Process dataframes

Each script should specify its' input and output parameters. Datagrok automatically injects input parameters' values before the script starts and captures output parameters' values when the script finishes.

Datagrok natively supports standard scalar data types: int, double, bool, string.

For table data, Datagrok supports Dataframe as input/output parameters. You can pass to the script the whole dataframe (dataframe type), dataframe column (column), list of columns (column_list), or a binary file (file, blob).

note

Datagrok's dataframe converts to:

Pandas dataframe for Python,
Native data frames for R,
Cell arrays for Octave
DataFrame for Julia
DG.DataFrame for JavaScript

Let's modify the default example to accept and return both dataframes and scalars. We copy the original dataframe and add a new ID column to it. Also, we return the number of rows in the table.

Result
R
Python
JavaScript

When you run the script, you will see the following dialog:

#name: DataframeDemo
#description: Adding a new column to a dataframe
#language: r
#tags: demo, dataframe
#input: dataframe table [Data table]
#input: string id_column = 'ID' [Name of ID column]
#input: string id_prefix = 'id_' [Prefix for ID column]
#output: dataframe new_table [New table with additional column]
#output: int last_row [number of last row]

new_table <- table
new_table[id_column] <- paste0(id_prefix, 1:nrow(new_table))
last_row <- nrow(new_table)

#name: DataframeIdDemo
#description: Adding ID column to a dataframe
#language: python
#tags: demo, dataframe
#input: dataframe table [Data table]
#input: string id_column = 'ID' [Name of ID column]
#input: string id_prefix = 'id_' [Prefix for ID column]
#output: dataframe new_table [New table with additional column]
#output: int last_row [number of last row]

new_table = table.copy()
l = len(new_table)
new_table[id_column] = [f"{id_prefix}{n:04}" for n in range(l)]
last_row = len(new_table)

//name: DataframeIdDemo
//description: Adding ID column to a dataframe
//language: javascript
//tags: demo, dataframe
//sample: cars.csv
//input: dataframe table [Data table]
//input: string id_column = 'model' [Name of ID column]
//input: string id_prefix = 'id_' [Prefix for ID column]
//output: dataframe new_table [New table with additional column]
//output: int last_row [number of last row]

const new_table = table.clone();
const last_row = new_table.rowCount;
new_table.col(id_column).init((i) => `${id_prefix}${i}`);

Datagrok created the script UI, populated default values, and created popups with help text.

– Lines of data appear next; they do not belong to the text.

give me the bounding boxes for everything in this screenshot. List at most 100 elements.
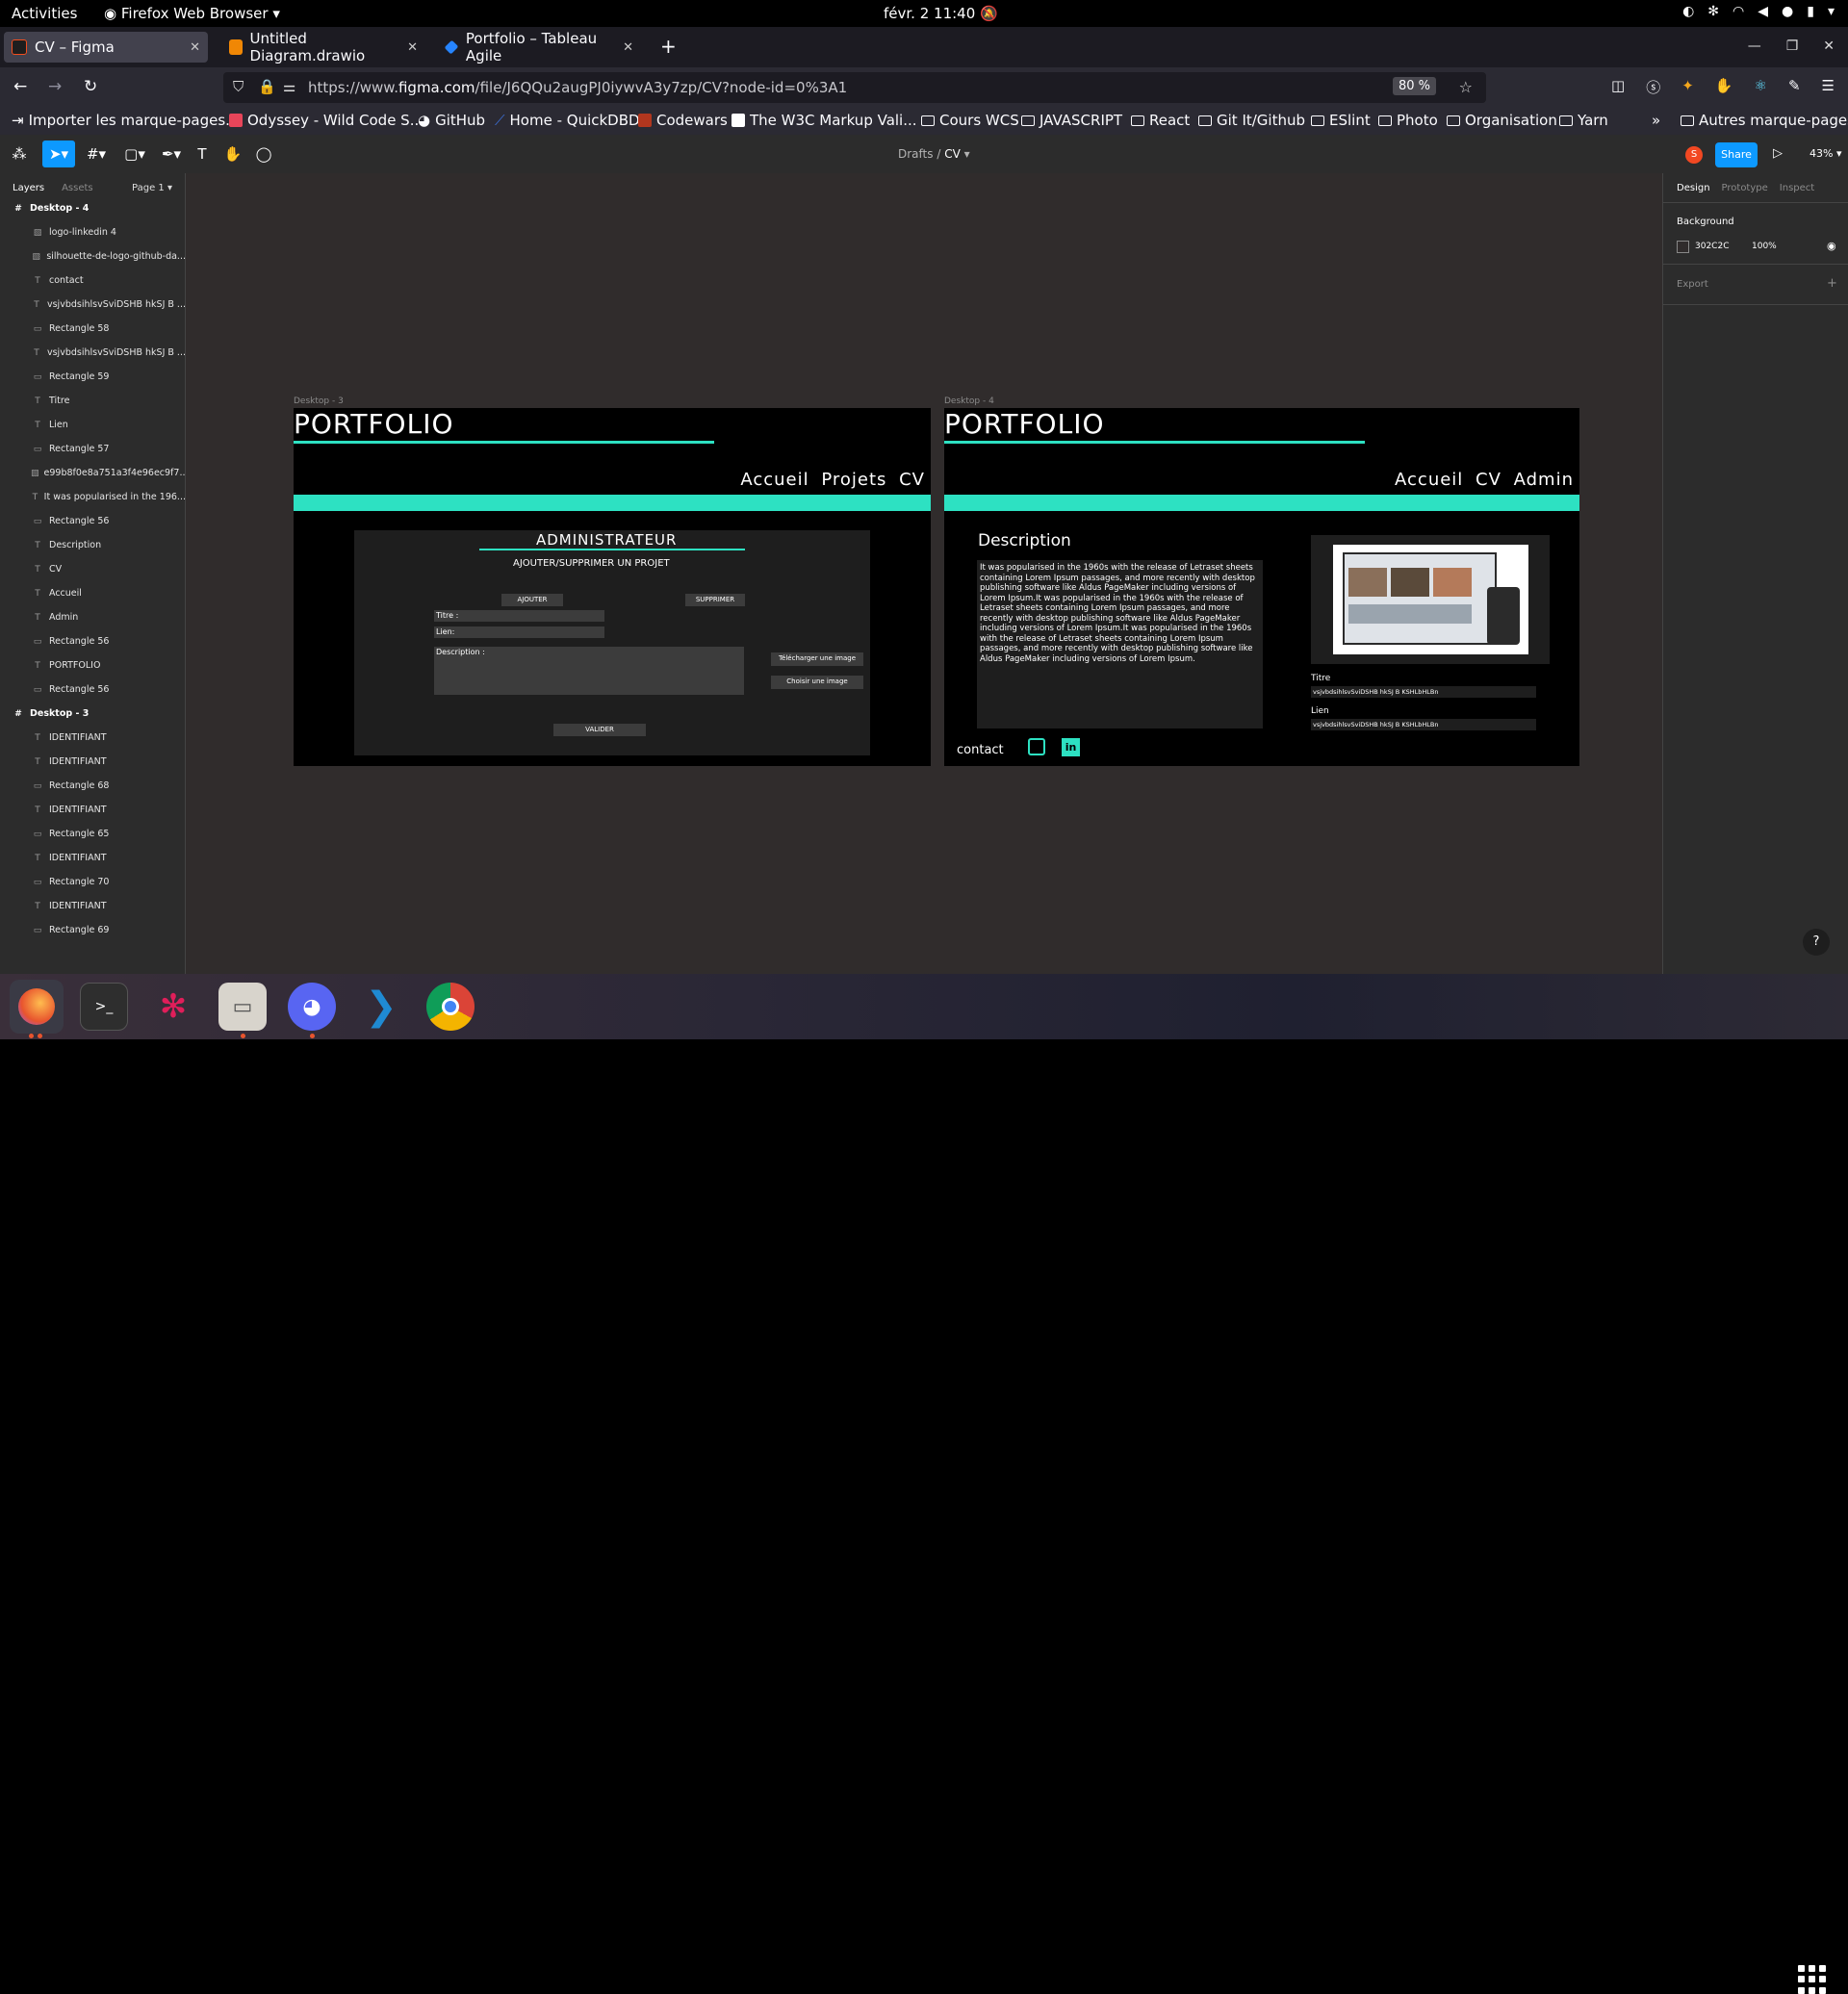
bookmarks-overflow-chevron-icon[interactable]: » bbox=[1652, 112, 1660, 129]
dock-slack[interactable]: ✻ bbox=[149, 983, 197, 1031]
bookmark-import[interactable]: ⇥ Importer les marque-pages... bbox=[12, 112, 239, 129]
lock-icon[interactable]: 🔒 bbox=[258, 78, 276, 95]
discord-tray-icon[interactable]: ◐ bbox=[1682, 4, 1694, 19]
frame-label-desktop-4[interactable]: Desktop - 4 bbox=[944, 396, 994, 406]
layer-row[interactable]: T Admin bbox=[0, 605, 185, 629]
layer-row[interactable]: T IDENTIFIANT bbox=[0, 846, 185, 870]
layer-row[interactable]: ▭ Rectangle 56 bbox=[0, 509, 185, 533]
layer-row[interactable]: T IDENTIFIANT bbox=[0, 726, 185, 750]
slack-tray-icon[interactable]: ✻ bbox=[1707, 4, 1719, 19]
frame-label-desktop-3[interactable]: Desktop - 3 bbox=[294, 396, 344, 406]
dock-terminal[interactable]: >_ bbox=[80, 983, 128, 1031]
frame-tool-icon[interactable]: #▾ bbox=[83, 143, 110, 165]
choose-image-button[interactable]: Choisir une image bbox=[771, 676, 863, 689]
move-tool-icon[interactable]: ➤▾ bbox=[42, 141, 75, 167]
volume-icon[interactable]: ◀ bbox=[1758, 4, 1768, 19]
tab-inspect[interactable]: Inspect bbox=[1780, 183, 1814, 193]
layer-row[interactable]: T Lien bbox=[0, 413, 185, 437]
bookmark-folder-photo[interactable]: Photo bbox=[1378, 112, 1438, 129]
extension-red-icon[interactable]: ✋ bbox=[1715, 77, 1733, 97]
text-tool-icon[interactable]: T bbox=[189, 143, 216, 165]
close-window-icon[interactable]: ✕ bbox=[1823, 38, 1835, 54]
github-icon[interactable] bbox=[1028, 738, 1045, 755]
bookmark-github[interactable]: ◕ GitHub bbox=[418, 112, 485, 129]
breadcrumb-file-name[interactable]: CV bbox=[944, 147, 961, 161]
layer-row[interactable]: ▭ Rectangle 58 bbox=[0, 317, 185, 341]
url-text[interactable]: https://www.figma.com/file/J6QQu2augPJ0i… bbox=[308, 79, 847, 96]
layer-row[interactable]: ▭ Rectangle 68 bbox=[0, 774, 185, 798]
description-field[interactable]: Description : bbox=[434, 647, 744, 695]
layer-row[interactable]: ▭ Rectangle 56 bbox=[0, 677, 185, 702]
power-menu-icon[interactable]: ▾ bbox=[1828, 4, 1835, 19]
tab-design[interactable]: Design bbox=[1677, 183, 1710, 193]
background-opacity-input[interactable]: 100% bbox=[1752, 242, 1777, 251]
bookmark-folder-git[interactable]: Git It/Github bbox=[1198, 112, 1305, 129]
layer-row[interactable]: T Accueil bbox=[0, 581, 185, 605]
avatar[interactable]: S bbox=[1685, 146, 1703, 164]
bookmark-folder-eslint[interactable]: ESlint bbox=[1311, 112, 1371, 129]
app-grid-icon[interactable] bbox=[1798, 1965, 1827, 1994]
visibility-eye-icon[interactable]: ◉ bbox=[1827, 240, 1836, 252]
comment-tool-icon[interactable]: ◯ bbox=[250, 143, 277, 165]
dock-files[interactable]: ▭ bbox=[218, 983, 267, 1031]
minimize-icon[interactable]: — bbox=[1748, 38, 1761, 54]
extension-translate-icon[interactable]: ✦ bbox=[1681, 77, 1694, 97]
layer-row-frame[interactable]: # Desktop - 4 bbox=[0, 196, 185, 220]
figma-canvas[interactable]: Desktop - 3 PORTFOLIO Accueil Projets CV… bbox=[186, 173, 1662, 974]
bookmark-folder-javascript[interactable]: JAVASCRIPT bbox=[1021, 112, 1122, 129]
dock-discord[interactable]: ◕ bbox=[288, 983, 336, 1031]
bookmark-odyssey[interactable]: Odyssey - Wild Code S... bbox=[229, 112, 424, 129]
close-tab-icon[interactable]: ✕ bbox=[623, 40, 633, 55]
new-tab-plus-icon[interactable]: + bbox=[660, 35, 677, 58]
layer-row[interactable]: ▧ silhouette-de-logo-github-da... bbox=[0, 244, 185, 268]
layer-row-frame[interactable]: # Desktop - 3 bbox=[0, 702, 185, 726]
layer-row[interactable]: T IDENTIFIANT bbox=[0, 798, 185, 822]
activities-button[interactable]: Activities bbox=[12, 5, 77, 22]
validate-button[interactable]: VALIDER bbox=[553, 724, 646, 736]
layer-row[interactable]: T PORTFOLIO bbox=[0, 653, 185, 677]
add-export-plus-icon[interactable]: + bbox=[1827, 276, 1837, 291]
tab-prototype[interactable]: Prototype bbox=[1722, 183, 1768, 193]
tab-assets[interactable]: Assets bbox=[62, 183, 93, 193]
layer-row[interactable]: T It was popularised in the 196... bbox=[0, 485, 185, 509]
close-tab-icon[interactable]: ✕ bbox=[407, 40, 418, 55]
breadcrumb[interactable]: Drafts / CV ▾ bbox=[898, 147, 970, 161]
link-field[interactable]: Lien: bbox=[434, 626, 604, 638]
pocket-icon[interactable]: ◫ bbox=[1611, 77, 1625, 97]
url-bar[interactable]: ⛉ 🔒 ⚌ https://www.figma.com/file/J6QQu2a… bbox=[223, 72, 1486, 103]
back-arrow-icon[interactable]: ← bbox=[13, 77, 27, 96]
bookmark-folder-organisation[interactable]: Organisation bbox=[1447, 112, 1557, 129]
tab-cv-figma[interactable]: CV – Figma ✕ bbox=[4, 32, 208, 63]
permissions-icon[interactable]: ⚌ bbox=[283, 78, 295, 95]
tab-drawio[interactable]: Untitled Diagram.drawio ✕ bbox=[221, 30, 425, 64]
react-devtools-icon[interactable]: ⚛ bbox=[1755, 77, 1767, 97]
tab-jira-portfolio[interactable]: Portfolio – Tableau Agile ✕ bbox=[437, 30, 641, 64]
shield-icon[interactable]: ⛉ bbox=[233, 78, 244, 95]
app-menu[interactable]: ◉ Firefox Web Browser ▾ bbox=[104, 5, 280, 22]
download-image-button[interactable]: Télécharger une image bbox=[771, 652, 863, 666]
canvas-zoom-dropdown[interactable]: 43% ▾ bbox=[1810, 147, 1841, 160]
background-hex-input[interactable]: 302C2C bbox=[1695, 242, 1729, 251]
dock-chrome[interactable] bbox=[426, 983, 475, 1031]
bookmark-star-icon[interactable]: ☆ bbox=[1459, 78, 1473, 96]
bookmark-folder-react[interactable]: React bbox=[1131, 112, 1190, 129]
frame-desktop-3[interactable]: PORTFOLIO Accueil Projets CV ADMINISTRAT… bbox=[294, 408, 931, 766]
forward-arrow-icon[interactable]: → bbox=[48, 77, 62, 96]
zoom-level-badge[interactable]: 80 % bbox=[1392, 77, 1436, 95]
layer-row[interactable]: T IDENTIFIANT bbox=[0, 894, 185, 918]
hand-tool-icon[interactable]: ✋ bbox=[219, 143, 246, 165]
background-color-swatch[interactable] bbox=[1677, 241, 1689, 253]
layer-row[interactable]: Tcontact bbox=[0, 268, 185, 293]
layer-row[interactable]: ▭ Rectangle 59 bbox=[0, 365, 185, 389]
layer-row[interactable]: ▭ Rectangle 70 bbox=[0, 870, 185, 894]
layer-row[interactable]: TvsjvbdsihlsvSviDSHB hkSJ B ... bbox=[0, 293, 185, 317]
clock[interactable]: févr. 2 11:40 🔕 bbox=[884, 5, 998, 22]
layer-row[interactable]: ▭ Rectangle 65 bbox=[0, 822, 185, 846]
title-field[interactable]: Titre : bbox=[434, 610, 604, 622]
bookmark-codewars[interactable]: Codewars bbox=[638, 112, 728, 129]
layer-row[interactable]: T Titre bbox=[0, 389, 185, 413]
layer-row[interactable]: ▧ e99b8f0e8a751a3f4e96ec9f7... bbox=[0, 461, 185, 485]
help-button[interactable]: ? bbox=[1803, 929, 1830, 956]
extension-s-icon[interactable]: ⓢ bbox=[1646, 77, 1660, 97]
bookmark-folder-others[interactable]: Autres marque-pages bbox=[1681, 112, 1848, 129]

After running this script, Datagrok automatically opens the new dataframe. It will contain an additional column ID with the generated row ID.

Case-insensitive column names

In Datagrok, unlike Python/R dataframes, column names are case-insensitive. If you return a dataframe with columns whose names differ only by letter case, Datagrok will automatically add a number to the column header to differentiate them.

To prevent any confusion or issues with column names, we recommend using unique names that are distinct regardless of case.